Извозчики на Карусельной площади не переводились.

И даже полчаса спустя после спектакля там околачивались – ждали господ артистов. Бориске даже не пришлось выбегать на видное место, махать руками.

– К Строгановскому дому, – велел Бориска. – Садись, сударыня.

Они катили по белоснежным улицам, по дороге разговаривая о «Ямщиках на подставе». Федька сама себя занимала разговорами, чтобы не бояться.
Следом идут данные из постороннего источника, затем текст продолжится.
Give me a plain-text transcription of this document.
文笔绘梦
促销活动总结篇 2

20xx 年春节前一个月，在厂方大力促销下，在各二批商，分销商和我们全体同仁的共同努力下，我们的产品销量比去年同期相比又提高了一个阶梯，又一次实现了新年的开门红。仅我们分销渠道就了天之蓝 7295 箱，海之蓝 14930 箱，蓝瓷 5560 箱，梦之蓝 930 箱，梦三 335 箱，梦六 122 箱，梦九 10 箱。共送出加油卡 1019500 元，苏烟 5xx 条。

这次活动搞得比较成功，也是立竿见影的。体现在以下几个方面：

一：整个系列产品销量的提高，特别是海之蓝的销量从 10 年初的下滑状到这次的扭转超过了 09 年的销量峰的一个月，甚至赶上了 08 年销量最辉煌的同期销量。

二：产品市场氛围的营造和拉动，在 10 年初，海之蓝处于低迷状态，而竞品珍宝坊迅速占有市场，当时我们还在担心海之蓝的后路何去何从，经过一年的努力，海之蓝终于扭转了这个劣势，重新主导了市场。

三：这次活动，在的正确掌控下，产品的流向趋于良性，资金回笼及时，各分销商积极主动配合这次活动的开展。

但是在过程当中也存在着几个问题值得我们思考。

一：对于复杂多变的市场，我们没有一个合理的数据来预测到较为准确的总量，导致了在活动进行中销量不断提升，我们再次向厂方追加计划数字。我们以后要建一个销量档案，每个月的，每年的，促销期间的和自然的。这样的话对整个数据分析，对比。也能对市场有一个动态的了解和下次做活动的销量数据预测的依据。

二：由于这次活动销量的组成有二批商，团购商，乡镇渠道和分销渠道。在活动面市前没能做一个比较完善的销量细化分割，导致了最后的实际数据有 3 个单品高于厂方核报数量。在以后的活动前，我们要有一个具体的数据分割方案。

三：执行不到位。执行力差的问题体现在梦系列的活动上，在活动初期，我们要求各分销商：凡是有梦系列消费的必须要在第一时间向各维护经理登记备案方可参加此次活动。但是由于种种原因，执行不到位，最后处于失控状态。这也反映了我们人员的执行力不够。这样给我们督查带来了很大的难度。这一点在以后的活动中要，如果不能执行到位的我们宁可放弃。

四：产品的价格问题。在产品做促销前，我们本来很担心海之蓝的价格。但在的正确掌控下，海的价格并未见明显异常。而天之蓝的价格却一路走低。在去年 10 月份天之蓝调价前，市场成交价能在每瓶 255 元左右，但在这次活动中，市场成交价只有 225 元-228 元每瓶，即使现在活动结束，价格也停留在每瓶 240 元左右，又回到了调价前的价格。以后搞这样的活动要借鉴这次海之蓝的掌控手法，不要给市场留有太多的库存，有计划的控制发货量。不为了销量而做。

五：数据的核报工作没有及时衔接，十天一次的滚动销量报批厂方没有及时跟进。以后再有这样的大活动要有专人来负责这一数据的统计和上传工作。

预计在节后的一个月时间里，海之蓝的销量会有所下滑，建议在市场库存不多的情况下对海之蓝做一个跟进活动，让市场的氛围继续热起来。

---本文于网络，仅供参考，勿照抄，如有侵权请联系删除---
Слыханное ли дело – сидеть голышом перед мужчиной два часа кряду.

– Стой, стой! – крикнул Бориска извозчику и помог Федьке выбраться из санок. Она оглядела окрестности. Место было незнакомое – да и неудивительно, Федька плохо знала столицу. Дорога от театра до жилья, квартиры товарок, дедово жилище на Васильевском, Невский, не бывать на котором было бы уж вовсе неприлично, Гостиный да Апраксин двор – вот каков был ее Санкт-Петербург. За Невским она знала разве что Зимний дворец да Деревянный театр, куда с товарками ходила смотреть комедии. Но она отметила красоту пейзажа – белые от инея деревья, белый лед внизу – то ли на Мойке, то ли на Фонтанке, Федька не поняла, куда их с Бориской доставил извозчик. Это был точно не Строгановский дворец, а двухэтажный домик во дворе. К нему вела расчищенная дорожка. Бориска пошел первым, Федька – за ним. На крыльце они отряхнули рыхлый снег, Бориска постучал.
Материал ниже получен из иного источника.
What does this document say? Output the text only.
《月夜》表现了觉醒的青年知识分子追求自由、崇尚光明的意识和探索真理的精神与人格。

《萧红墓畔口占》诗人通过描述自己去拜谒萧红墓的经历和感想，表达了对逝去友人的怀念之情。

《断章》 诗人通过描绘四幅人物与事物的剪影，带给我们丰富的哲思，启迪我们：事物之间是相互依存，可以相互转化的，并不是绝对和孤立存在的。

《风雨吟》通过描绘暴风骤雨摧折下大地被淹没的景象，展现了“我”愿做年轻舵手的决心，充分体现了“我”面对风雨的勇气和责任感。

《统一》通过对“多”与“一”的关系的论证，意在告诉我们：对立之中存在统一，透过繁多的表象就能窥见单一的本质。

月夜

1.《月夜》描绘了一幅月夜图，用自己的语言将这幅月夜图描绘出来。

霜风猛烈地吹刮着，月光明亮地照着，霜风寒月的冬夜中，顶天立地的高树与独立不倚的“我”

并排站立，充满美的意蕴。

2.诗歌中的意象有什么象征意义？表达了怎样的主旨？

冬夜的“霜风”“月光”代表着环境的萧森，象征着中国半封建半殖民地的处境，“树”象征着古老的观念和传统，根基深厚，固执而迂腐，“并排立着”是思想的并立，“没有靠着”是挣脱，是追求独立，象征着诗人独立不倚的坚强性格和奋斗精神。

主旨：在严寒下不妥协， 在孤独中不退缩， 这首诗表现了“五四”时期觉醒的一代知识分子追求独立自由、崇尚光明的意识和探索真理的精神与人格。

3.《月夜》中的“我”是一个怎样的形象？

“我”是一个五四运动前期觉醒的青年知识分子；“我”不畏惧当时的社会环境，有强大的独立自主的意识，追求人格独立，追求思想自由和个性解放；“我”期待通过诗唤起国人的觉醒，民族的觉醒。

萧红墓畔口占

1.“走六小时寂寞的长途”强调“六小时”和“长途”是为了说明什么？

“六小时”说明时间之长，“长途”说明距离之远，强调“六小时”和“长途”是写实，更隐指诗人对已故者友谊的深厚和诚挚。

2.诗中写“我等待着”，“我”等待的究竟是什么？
Ему открыл служитель, сильно смахивавший на дом, – широкий, немолодой, одетый просто, но в кафтан из хорошего и плотного немаркого сукна, цвета вер-де-гри, и чулках свежих, плотно натянутых, хотя не шелковых, а шерстяных – здешний хозяин заботился о здоровье слуг.
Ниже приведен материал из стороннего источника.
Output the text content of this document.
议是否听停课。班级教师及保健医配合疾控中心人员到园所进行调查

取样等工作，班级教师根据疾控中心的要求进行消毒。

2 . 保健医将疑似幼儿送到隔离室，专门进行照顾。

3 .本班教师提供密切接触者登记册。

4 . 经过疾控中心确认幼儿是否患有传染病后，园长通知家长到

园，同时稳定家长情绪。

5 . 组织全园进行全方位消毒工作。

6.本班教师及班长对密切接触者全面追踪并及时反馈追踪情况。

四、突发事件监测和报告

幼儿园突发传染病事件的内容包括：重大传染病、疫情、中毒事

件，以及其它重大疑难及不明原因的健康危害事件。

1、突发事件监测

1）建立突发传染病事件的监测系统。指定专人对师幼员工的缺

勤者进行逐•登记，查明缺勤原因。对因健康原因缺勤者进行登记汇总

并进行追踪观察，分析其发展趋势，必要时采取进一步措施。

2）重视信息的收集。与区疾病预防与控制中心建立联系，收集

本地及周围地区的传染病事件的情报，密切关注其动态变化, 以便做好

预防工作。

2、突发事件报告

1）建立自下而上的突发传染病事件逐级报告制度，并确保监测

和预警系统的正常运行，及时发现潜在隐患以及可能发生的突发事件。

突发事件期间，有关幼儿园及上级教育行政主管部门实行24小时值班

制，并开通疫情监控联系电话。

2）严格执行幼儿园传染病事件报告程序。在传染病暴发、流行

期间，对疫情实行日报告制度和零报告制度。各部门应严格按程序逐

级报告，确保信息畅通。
– Барин дома, Григорий Фомич? – спросил Бориска. – Я ему гостью привез, так и скажи.

– Барин уже укладываться собрались, – строго отвечал служитель, – ну да для вашей милости выйдет. Давайте тулуп, я повешу.

Бориска помог Федьке снять шубку – ах, шубка-то старая, как бы живописец не понял, что этой особе можно и гроши заплатить, она к большим деньгам не приучена…

– Пожалуйте в гостиную.

Тут уж Бориска пропустил Федьку вперед, и она вошла, немного робея.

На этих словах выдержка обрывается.